AFTER months of waiting and years of fundraising, the intricate work of restoring Bolton Parish Church’s historic organ is finally complete.
Almost 3,000 internal pipes, which vary in length from half an inch to 16ft have been painstakingly removed and repaired by specialist firm Principal Pipe Organs, in York, at a cost of £250,000.
The organ was built by Hill, a famous English organ builder, in 1882 but some parts date as far back as 1795. The only significant work done to its internal workings since the late 19th century was in 1953. The intricate facade was restored around 10 years ago.
Work began in November 2007, and was planned to have been finished by Easter this year, but when the instrument was opened up, the job was found to be more complicated than expected.
Stephen Carleston, director of music at the church, said: “It has been a long wait but it has certainly been worthwhile. It is already wonderful to play, it is much clearer than it used to be.”
As well as the refurbishment, one of the organ’s four compartments has been turned round so it faces into the church, to enhance the sound of the music in the church.
There have also been improvements to the console where the organist plays, and two computers have been installed, by Taylors of Ramsbottom.
Now, all that is left to do is the final tuning, which is scheduled to take place in the new year.
Mr Carleston, who has played the organ at the parish church since 2000, said: “It will be absolutely wonderful when it is tuned. I’m sure there will be some teething troubles to iron out, as always happens, but it should not be long now.”
He added: “One of the most important things about the instruments is the acoustic of the building and we are particularly fortunate that the church is very good for both organ and choral music.”

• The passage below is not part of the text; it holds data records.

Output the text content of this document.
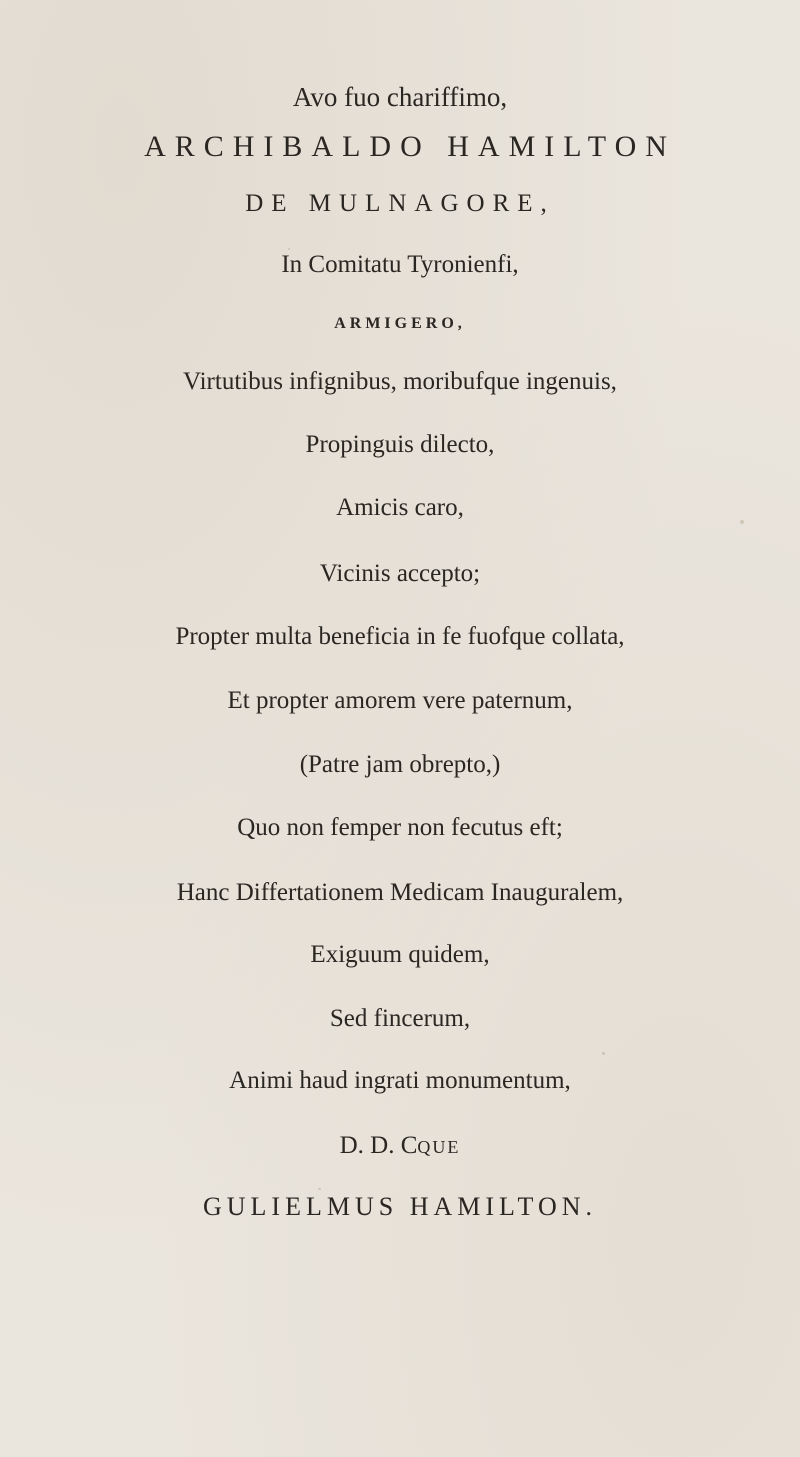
Avo fuo chariffimo,
ARCHIBALDO HAMILTON
DE MULNAGORE,
In Comitatu Tyronienfi,
ARMIGERO,
Virtutibus infignibus, moribufque ingenuis,
Propinguis dilecto,
Amicis caro,
Vicinis accepto;
Propter multa beneficia in fe fuofque collata,
Et propter amorem vere paternum,
(Patre jam obrepto,)
Quo non femper non fecutus eft;
Hanc Differtationem Medicam Inauguralem,
Exiguum quidem,
Sed fincerum,
Animi haud ingrati monumentum,
D. D. CQUE
GULIELMUS HAMILTON.
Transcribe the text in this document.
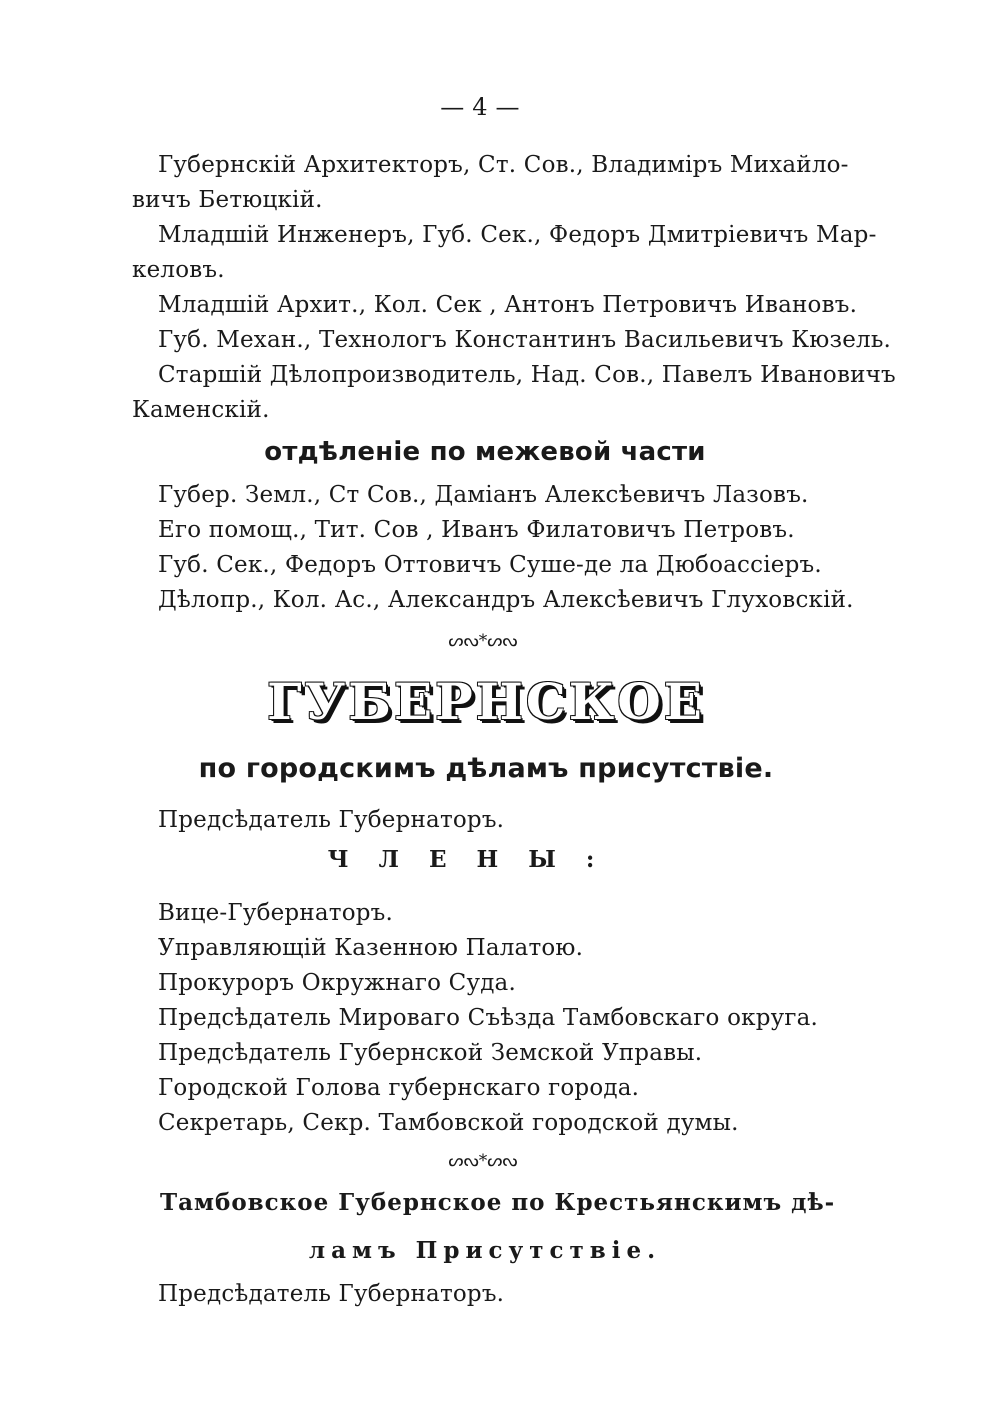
— 4 —
Губернскій Архитекторъ, Ст. Сов., Владиміръ Михайло-
вичъ Бетюцкій.
Младшій Инженеръ, Губ. Сек., Федоръ Дмитріевичъ Мар-
келовъ.
Младшій Архит., Кол. Сек , Антонъ Петровичъ Ивановъ.
Губ. Механ., Технологъ Константинъ Васильевичъ Кюзель.
Старшій Дѣлопроизводитель, Над. Сов., Павелъ Ивановичъ
Каменскій.
отдѣленіе по межевой части
Губер. Земл., Ст Сов., Даміанъ Алексѣевичъ Лазовъ.
Его помощ., Тит. Сов , Иванъ Филатовичъ Петровъ.
Губ. Сек., Федоръ Оттовичъ Суше-де ла Дюбоассіеръ.
Дѣлопр., Кол. Ас., Александръ Алексѣевичъ Глуховскій.
ᔕᔓ*ᔕᔓ
ГУБЕРНСКОЕ
по городскимъ дѣламъ присутствіе.
Предсѣдатель Губернаторъ.
ЧЛЕНЫ:
Вице-Губернаторъ.
Управляющій Казенною Палатою.
Прокуроръ Окружнаго Суда.
Предсѣдатель Мироваго Съѣзда Тамбовскаго округа.
Предсѣдатель Губернской Земской Управы.
Городской Голова губернскаго города.
Секретарь, Секр. Тамбовской городской думы.
ᔕᔓ*ᔕᔓ
Тамбовское Губернское по Крестьянскимъ дѣ-
ламъ Присутствіе.
Предсѣдатель Губернаторъ.
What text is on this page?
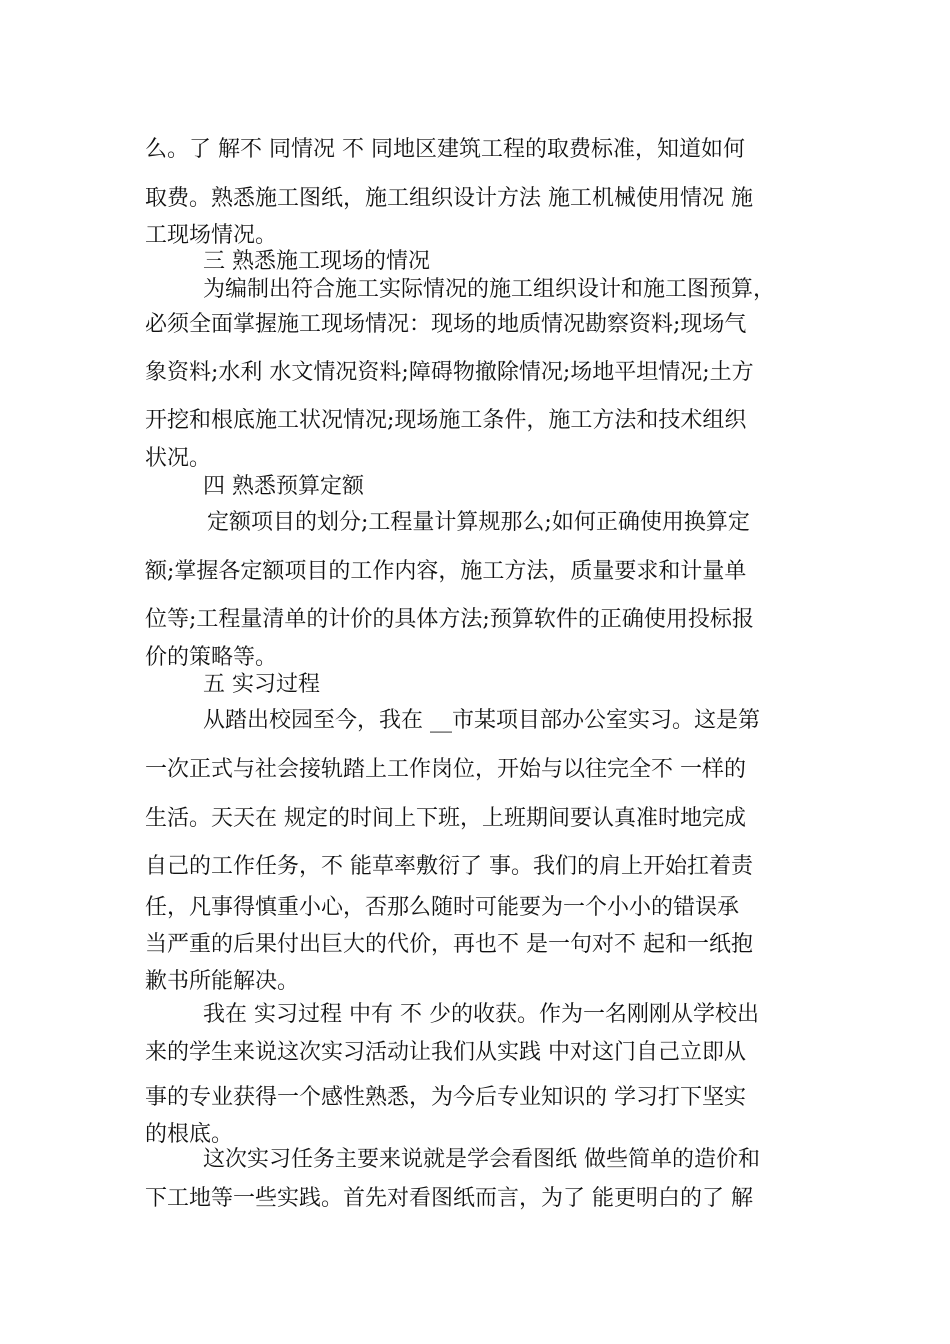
么。了 解不 同情况 不 同地区建筑工程的取费标准，知道如何
取费。熟悉施工图纸，施工组织设计方法 施工机械使用情况 施
工现场情况。
三 熟悉施工现场的情况
为编制出符合施工实际情况的施工组织设计和施工图预算，
必须全面掌握施工现场情况：现场的地质情况勘察资料;现场气
象资料;水利 水文情况资料;障碍物撤除情况;场地平坦情况;土方
开挖和根底施工状况情况;现场施工条件，施工方法和技术组织
状况。
四 熟悉预算定额
定额项目的划分;工程量计算规那么;如何正确使用换算定
额;掌握各定额项目的工作内容，施工方法，质量要求和计量单
位等;工程量清单的计价的具体方法;预算软件的正确使用投标报
价的策略等。
五 实习过程
从踏出校园至今，我在 __市某项目部办公室实习。这是第
一次正式与社会接轨踏上工作岗位，开始与以往完全不 一样的
生活。天天在 规定的时间上下班，上班期间要认真准时地完成
自己的工作任务，不 能草率敷衍了 事。我们的肩上开始扛着责
任，凡事得慎重小心，否那么随时可能要为一个小小的错误承
当严重的后果付出巨大的代价，再也不 是一句对不 起和一纸抱
歉书所能解决。
我在 实习过程 中有 不 少的收获。作为一名刚刚从学校出
来的学生来说这次实习活动让我们从实践 中对这门自己立即从
事的专业获得一个感性熟悉，为今后专业知识的 学习打下坚实
的根底。
这次实习任务主要来说就是学会看图纸 做些简单的造价和
下工地等一些实践。首先对看图纸而言，为了 能更明白的了 解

The church plans to celebrate the organ’s return with a recital by Professor David Titterington, head of organ at the Royal Academy of Music in London, who is from Bolton, in February.
Chairman of the organ appeal fund committee Cllr John Walsh, said: “It is great news that the organ is now back. It is sounding much better already and once it is tuned up it will sound absolutely super.
“We now want to start training up some young organists, so they can play the instrument for many years into the future.”